MySudo was created on the exact same principle. MySudo is based around the Sudo, a customizable digital identity that intentionally differentiates from the user’s personal identity and mitigates the risk to their highly sensitive personal data.
In MySudo, our exemplar consumer privacy app, a user can create up to nine different Sudos and use them in any context (e.g. for banking, selling on classifieds, catching up with friends, and booking travel).
Each Sudo has its own set of attributes and associated capabilities:
- phone number
- email address
- virtual cards for secure shopping
- browser profile (all your bookmarks and any cookies that sites set are compartmentalized to the browsing Sudo)
- notification settings for phone, email and message
- contacts and more.
The user gives each of their Sudos one or more identity attributes that are different from their personal identity. They can make their Sudo identity a little different (e.g. by having a different phone number) or very different (e.g. by having a different name, email address, phone number, virtual cards, contacts, etc.). They label each Sudo and can even assign a different notification sound to each.
Users structure their Sudos to achieve the degrees of privacy, safety, organization and convenience they need. For example, they might regard their medical information as more sensitive than their financial information, and their financial information as more sensitive than who they know. They decide what suits them. (Listen to how two of the world’s leading privacy experts Michael Bazzell and Justin Carroll structure their Sudos in this episode of The Privacy, Security, & OSINT Show: Our Sudo Strategies.)

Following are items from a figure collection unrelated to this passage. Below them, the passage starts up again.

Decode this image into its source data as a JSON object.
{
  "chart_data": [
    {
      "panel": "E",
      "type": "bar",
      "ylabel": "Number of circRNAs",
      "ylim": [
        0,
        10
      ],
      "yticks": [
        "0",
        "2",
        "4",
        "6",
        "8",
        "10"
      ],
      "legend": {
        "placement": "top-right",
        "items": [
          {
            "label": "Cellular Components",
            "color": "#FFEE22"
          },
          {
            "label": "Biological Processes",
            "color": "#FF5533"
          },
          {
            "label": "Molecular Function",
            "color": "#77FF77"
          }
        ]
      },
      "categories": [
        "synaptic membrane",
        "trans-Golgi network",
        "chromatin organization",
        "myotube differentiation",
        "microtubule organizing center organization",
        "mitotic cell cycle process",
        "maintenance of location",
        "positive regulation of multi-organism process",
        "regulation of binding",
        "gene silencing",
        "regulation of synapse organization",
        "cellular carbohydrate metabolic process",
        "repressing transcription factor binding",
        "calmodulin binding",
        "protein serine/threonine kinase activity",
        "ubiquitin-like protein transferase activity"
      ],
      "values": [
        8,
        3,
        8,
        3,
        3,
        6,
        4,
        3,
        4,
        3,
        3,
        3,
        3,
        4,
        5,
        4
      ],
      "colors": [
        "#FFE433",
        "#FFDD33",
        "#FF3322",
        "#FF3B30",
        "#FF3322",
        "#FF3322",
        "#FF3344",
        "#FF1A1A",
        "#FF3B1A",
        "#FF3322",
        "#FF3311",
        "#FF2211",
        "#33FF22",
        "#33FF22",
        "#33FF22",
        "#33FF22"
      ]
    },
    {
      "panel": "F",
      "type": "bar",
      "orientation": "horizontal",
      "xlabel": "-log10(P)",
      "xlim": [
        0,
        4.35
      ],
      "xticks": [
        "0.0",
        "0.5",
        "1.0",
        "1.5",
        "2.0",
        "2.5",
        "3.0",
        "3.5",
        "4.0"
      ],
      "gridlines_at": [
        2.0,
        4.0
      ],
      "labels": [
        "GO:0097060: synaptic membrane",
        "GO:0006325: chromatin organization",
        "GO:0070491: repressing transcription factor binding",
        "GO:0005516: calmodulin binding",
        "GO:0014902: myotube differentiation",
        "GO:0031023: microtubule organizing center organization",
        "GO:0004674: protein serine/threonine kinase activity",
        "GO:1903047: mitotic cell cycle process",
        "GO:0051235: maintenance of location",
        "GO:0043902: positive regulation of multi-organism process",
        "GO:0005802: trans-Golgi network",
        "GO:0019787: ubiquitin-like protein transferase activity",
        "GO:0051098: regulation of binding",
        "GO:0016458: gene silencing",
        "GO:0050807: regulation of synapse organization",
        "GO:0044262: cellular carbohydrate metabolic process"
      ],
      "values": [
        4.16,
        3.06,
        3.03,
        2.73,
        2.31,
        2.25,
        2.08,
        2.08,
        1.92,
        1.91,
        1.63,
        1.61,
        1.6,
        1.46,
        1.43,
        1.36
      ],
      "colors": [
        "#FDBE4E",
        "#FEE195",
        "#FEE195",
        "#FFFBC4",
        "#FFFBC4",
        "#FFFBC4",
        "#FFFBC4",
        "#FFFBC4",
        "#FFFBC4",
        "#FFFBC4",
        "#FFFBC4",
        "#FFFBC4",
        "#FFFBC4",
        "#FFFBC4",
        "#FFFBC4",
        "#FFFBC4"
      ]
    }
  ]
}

Sometimes the user might want to let one of their Sudos retain some of the benefits of ‘privacy invasive’ searching and tracking online. Health information is a great example. When researching a health condition, the user may want some level of tracking in order to preserve their search history, mark favorites, set bookmarks, be offered search results relevant to their previous searching, receive discount coupons for remedies, be offered new research material, or even be referred to doctors or hospitals specializing in their condition. By using a Sudo, the user can still have all these benefits, but they’re not correlated to the user’s personal data.
The bottom line is MySudo private browser is more nuanced than Apple’s offering and gives the user more of that granular control Apple is talking about, which is essential to privacy.